What are the good numbers?

This heavily depends on your organisation, budget, and ambition.

Let’s think about a couple of different organizations:

Mature enterprise software, with an established niche on the market, limited competition, yet also limited scalability prospects. While new features are being built — the focus is on maintaining the system, and maximising profit by reducing the operational expenses of the system. Such company may have fairly high KTLO, and enhancement numbers, followed by enablement, and roadmap work in the tail.
On the other side of spectrum, we have a smaller scale up employing a hundred of engineers. Most likely the competition is tough, and the means of surviving as a business is to ship features actively to retain attractiveness of own solution. This company will likely prioritise backlog work, and have a lot of sacrifices of Enhancement work stream.
There are all sorts of companies in between. A good example is Telegram, serving nearly a billion users with a handful of engineers.

Think of it as a gradient and apply common sense when considering what good numbers are. A consistent increase in the share of enablement or KTLO should be a signal. If unplanned, it indicates that the quality of the product or process is deteriorating, ultimately leading to a decreased velocity of feature delivery. Such a situation may signal the need for intervention and a shift in focus towards codebase maintenance, building better tooling, changing processes, etc.

Conversely, very high numbers in the Roadmap share (I’d say 80% and above for feature teams) could indicate that the team is neglecting code quality, potentially increasing technical debt. If something sounds too good to be true, it probably isn’t.

That said, companies differ, and mileage can vary. Please benchmark against your own historical data, not the numbers proposed in this article.

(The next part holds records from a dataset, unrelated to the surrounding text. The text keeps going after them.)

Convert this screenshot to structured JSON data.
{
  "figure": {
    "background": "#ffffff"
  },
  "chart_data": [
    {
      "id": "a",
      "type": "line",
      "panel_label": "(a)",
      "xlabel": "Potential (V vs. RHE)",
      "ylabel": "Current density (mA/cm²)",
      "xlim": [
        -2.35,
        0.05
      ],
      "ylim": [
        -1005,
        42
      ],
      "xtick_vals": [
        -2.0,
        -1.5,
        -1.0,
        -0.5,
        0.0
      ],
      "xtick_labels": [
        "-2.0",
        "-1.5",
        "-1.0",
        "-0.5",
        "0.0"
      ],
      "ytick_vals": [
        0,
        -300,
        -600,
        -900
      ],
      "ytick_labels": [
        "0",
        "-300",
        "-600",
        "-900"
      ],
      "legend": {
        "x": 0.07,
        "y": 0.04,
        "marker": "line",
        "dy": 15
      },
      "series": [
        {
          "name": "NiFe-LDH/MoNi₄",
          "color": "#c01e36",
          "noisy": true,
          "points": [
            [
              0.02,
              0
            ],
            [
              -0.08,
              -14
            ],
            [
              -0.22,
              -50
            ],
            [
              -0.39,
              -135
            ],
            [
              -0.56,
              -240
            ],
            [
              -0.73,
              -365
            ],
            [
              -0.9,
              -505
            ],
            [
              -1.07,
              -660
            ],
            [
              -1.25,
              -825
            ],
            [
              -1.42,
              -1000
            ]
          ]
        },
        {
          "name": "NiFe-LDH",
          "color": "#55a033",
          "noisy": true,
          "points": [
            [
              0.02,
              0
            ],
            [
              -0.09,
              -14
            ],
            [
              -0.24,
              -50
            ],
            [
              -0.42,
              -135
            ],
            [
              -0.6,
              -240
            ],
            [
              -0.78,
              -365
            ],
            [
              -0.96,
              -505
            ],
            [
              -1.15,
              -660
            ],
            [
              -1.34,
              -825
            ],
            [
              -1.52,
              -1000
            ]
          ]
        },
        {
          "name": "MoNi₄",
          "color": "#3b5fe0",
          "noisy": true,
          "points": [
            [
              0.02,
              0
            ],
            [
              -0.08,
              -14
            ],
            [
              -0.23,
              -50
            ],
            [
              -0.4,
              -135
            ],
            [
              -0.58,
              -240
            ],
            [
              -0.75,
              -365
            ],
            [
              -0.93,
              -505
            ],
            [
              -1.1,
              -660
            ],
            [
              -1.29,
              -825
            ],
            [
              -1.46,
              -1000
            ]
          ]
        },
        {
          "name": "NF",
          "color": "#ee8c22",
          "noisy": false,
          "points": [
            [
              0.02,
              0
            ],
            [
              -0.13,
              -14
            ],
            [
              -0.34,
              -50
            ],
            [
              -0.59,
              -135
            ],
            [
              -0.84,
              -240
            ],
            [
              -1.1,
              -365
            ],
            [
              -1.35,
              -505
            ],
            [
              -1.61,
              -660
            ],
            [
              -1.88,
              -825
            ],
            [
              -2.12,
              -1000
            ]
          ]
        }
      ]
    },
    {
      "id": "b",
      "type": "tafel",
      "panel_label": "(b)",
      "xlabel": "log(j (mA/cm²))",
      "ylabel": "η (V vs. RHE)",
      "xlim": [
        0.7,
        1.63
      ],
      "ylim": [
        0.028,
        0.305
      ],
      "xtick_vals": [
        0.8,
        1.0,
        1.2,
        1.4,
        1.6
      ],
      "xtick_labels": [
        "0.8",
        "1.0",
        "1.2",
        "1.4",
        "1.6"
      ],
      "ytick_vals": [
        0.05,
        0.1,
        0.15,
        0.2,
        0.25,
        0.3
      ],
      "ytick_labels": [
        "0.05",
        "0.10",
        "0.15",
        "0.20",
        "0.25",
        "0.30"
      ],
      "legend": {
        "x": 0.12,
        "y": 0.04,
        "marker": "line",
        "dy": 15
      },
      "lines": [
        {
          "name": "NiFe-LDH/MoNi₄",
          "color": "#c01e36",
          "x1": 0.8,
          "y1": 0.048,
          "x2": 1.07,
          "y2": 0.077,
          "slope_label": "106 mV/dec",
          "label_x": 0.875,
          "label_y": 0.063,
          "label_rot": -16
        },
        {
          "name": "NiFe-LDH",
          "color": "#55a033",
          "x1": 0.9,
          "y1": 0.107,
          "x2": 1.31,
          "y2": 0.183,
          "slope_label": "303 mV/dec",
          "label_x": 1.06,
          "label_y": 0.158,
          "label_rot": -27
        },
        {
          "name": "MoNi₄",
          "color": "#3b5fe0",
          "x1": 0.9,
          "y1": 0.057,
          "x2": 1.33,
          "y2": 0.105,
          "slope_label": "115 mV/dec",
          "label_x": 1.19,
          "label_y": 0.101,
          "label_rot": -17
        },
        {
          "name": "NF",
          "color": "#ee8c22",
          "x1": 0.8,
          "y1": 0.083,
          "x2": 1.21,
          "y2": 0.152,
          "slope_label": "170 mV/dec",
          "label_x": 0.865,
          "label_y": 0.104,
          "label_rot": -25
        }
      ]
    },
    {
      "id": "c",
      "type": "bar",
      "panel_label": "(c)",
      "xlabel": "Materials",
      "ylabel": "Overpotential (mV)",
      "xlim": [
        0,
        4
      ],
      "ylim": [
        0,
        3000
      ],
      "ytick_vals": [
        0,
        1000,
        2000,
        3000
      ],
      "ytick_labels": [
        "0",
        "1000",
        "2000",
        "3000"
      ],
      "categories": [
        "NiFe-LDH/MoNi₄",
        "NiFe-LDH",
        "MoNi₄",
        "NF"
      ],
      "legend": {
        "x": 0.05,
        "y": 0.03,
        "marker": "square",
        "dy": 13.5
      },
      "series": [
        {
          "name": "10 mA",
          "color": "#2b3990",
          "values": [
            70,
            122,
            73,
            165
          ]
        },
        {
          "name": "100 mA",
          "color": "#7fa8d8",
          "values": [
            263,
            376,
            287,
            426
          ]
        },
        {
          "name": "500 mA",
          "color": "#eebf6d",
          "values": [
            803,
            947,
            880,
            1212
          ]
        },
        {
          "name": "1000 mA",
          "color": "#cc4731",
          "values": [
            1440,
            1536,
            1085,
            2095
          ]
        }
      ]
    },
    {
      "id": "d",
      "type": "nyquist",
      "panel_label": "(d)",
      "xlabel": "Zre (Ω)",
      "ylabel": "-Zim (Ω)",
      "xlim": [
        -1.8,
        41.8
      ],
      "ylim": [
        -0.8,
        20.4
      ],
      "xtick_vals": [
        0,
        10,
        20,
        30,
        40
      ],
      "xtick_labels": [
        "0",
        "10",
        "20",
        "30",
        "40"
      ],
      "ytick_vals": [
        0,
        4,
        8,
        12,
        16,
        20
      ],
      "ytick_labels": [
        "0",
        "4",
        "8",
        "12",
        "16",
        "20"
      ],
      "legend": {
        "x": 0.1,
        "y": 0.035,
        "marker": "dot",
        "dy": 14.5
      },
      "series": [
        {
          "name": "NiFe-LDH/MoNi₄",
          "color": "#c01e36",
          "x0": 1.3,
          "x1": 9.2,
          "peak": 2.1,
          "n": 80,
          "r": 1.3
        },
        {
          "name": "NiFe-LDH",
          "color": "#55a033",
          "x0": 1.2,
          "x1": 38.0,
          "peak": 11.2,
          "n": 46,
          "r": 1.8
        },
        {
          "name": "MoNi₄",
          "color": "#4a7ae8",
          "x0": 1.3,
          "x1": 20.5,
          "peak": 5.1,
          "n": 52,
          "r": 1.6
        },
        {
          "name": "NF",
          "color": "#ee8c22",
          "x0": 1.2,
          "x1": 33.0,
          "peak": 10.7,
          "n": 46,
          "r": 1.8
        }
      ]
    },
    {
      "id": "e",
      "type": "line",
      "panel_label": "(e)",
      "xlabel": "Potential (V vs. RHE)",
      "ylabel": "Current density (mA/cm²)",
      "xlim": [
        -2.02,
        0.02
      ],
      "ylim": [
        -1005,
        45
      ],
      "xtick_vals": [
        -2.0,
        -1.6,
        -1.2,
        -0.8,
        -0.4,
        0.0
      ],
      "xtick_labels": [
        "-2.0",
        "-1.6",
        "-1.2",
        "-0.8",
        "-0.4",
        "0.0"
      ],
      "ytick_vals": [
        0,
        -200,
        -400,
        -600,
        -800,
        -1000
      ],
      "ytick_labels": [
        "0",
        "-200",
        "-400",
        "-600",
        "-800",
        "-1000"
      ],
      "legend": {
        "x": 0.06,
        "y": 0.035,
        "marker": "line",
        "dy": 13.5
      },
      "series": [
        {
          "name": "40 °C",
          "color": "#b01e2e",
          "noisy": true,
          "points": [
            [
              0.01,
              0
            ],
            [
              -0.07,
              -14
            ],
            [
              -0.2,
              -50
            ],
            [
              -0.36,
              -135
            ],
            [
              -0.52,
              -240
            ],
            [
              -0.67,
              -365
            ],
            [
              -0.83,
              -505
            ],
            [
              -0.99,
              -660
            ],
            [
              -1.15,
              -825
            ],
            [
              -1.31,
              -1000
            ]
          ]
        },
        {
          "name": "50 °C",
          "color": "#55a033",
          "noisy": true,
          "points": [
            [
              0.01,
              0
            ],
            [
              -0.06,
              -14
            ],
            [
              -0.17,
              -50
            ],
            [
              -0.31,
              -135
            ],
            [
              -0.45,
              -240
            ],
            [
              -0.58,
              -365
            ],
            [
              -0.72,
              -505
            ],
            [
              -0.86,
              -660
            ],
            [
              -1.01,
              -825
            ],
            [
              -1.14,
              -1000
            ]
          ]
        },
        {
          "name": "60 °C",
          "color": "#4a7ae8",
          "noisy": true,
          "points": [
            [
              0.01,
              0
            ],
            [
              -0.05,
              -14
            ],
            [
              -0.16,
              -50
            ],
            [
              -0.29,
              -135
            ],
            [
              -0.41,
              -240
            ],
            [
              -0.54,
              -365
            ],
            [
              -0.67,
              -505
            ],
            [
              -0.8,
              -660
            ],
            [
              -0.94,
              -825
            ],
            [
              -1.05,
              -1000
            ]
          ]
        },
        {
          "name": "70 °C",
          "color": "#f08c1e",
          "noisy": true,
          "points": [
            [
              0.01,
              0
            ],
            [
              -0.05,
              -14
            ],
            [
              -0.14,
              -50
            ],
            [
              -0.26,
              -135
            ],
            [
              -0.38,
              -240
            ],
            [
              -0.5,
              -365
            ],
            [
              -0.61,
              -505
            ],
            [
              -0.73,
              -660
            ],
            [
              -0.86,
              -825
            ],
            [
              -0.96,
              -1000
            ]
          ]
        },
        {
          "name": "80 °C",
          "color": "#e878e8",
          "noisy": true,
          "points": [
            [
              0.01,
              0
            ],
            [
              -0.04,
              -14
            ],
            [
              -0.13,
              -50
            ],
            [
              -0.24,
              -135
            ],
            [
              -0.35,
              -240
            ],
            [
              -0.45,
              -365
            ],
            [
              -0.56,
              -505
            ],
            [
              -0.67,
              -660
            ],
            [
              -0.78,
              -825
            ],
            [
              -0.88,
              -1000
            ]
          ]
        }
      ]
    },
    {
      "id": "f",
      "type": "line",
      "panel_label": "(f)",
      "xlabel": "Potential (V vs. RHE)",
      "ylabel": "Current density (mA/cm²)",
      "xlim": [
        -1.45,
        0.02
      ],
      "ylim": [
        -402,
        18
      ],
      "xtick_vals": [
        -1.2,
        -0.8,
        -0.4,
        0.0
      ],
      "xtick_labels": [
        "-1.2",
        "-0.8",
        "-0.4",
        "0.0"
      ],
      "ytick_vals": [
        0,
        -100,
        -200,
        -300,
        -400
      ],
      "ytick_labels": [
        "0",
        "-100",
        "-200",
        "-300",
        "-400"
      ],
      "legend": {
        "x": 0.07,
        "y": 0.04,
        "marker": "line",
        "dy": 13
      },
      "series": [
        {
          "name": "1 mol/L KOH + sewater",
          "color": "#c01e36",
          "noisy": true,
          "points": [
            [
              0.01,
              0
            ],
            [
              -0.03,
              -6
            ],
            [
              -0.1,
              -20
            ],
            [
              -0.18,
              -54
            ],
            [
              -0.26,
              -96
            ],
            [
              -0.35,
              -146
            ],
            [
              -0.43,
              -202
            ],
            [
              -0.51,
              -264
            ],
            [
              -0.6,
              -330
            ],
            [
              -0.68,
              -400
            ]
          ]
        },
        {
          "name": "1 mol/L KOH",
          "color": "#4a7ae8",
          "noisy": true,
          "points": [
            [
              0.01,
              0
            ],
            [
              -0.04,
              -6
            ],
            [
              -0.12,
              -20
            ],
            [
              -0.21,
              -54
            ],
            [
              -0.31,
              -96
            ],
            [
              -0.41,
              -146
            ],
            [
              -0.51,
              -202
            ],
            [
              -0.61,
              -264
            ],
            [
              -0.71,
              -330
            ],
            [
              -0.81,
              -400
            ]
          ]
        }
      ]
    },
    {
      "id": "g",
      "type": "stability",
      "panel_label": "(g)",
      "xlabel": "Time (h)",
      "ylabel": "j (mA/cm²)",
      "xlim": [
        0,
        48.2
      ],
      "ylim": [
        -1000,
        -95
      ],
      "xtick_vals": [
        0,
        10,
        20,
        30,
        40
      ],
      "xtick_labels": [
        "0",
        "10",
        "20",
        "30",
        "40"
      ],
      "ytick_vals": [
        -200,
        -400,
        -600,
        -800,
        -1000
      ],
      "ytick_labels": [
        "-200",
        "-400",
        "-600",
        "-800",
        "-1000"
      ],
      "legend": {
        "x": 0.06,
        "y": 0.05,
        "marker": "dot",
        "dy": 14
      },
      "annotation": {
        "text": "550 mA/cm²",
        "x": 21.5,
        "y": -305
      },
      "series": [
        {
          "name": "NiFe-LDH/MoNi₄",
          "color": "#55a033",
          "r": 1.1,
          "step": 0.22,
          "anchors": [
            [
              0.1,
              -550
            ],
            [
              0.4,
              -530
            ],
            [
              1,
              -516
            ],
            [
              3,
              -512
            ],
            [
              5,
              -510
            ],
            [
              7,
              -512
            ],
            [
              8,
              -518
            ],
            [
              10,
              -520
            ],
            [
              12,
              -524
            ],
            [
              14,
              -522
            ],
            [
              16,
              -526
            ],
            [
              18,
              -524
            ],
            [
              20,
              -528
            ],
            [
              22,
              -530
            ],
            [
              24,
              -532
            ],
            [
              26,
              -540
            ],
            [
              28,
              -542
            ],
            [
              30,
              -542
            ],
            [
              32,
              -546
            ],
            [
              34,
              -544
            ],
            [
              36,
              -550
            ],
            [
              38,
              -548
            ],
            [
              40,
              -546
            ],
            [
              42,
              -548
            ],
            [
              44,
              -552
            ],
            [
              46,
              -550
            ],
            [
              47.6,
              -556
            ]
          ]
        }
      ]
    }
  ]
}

Collecting, and visualizing labeled data:

I find working with CSV exports the easiest, both manually, and automatically. Despite the chosen approach, the workflow will resemble something similar:

Iterate through sprints, collect the data point per each category per sprint
Calculate the % share of work stream. It will help to keep the data resilient to story point inflation and team restructurings.
Draw the plot

I won’t provide specific advice on the process here. Personally, I export data points into a CSV and paste them into a Google Spreadsheet with the necessary formulas and the chart itself. It’s very convenient to embed those charts into slide decks. That said, everyone has different workflows, so consider what works best for you.

Example of trends for a team with KTLO, and Enablement taking over Roadmap work over the course of a year

Shortcomings

There are some distinct disadvantages of this method, which you need to keep in mind:

This method alone isn’t sufficient to make a judgement call. For example increase of KTLO may indicate as drop in quality, but alternatively it can be a reasonable trend for a greenfield project, that got released
Small engineering teams may not produce enough data to make an educated guess
The elephant in room is that this data is based on estimation, not the actual time spent. Besides, it expects you to reflect all (most) of your non-production activities in Jira.

Conclusions

The main takeaway is that you shouldn’t rush to conclusions. Work stream distribution can serve as a tool towards achieving your goals, but it shouldn’t be the sole basis for the decisions you make.

I find work stream distribution data useful, and it aids me in making better planning decisions. The setup requires minimal time, and maintenance is even simpler moving forward.

I would be interested to hear about your experiences and approaches in the comments.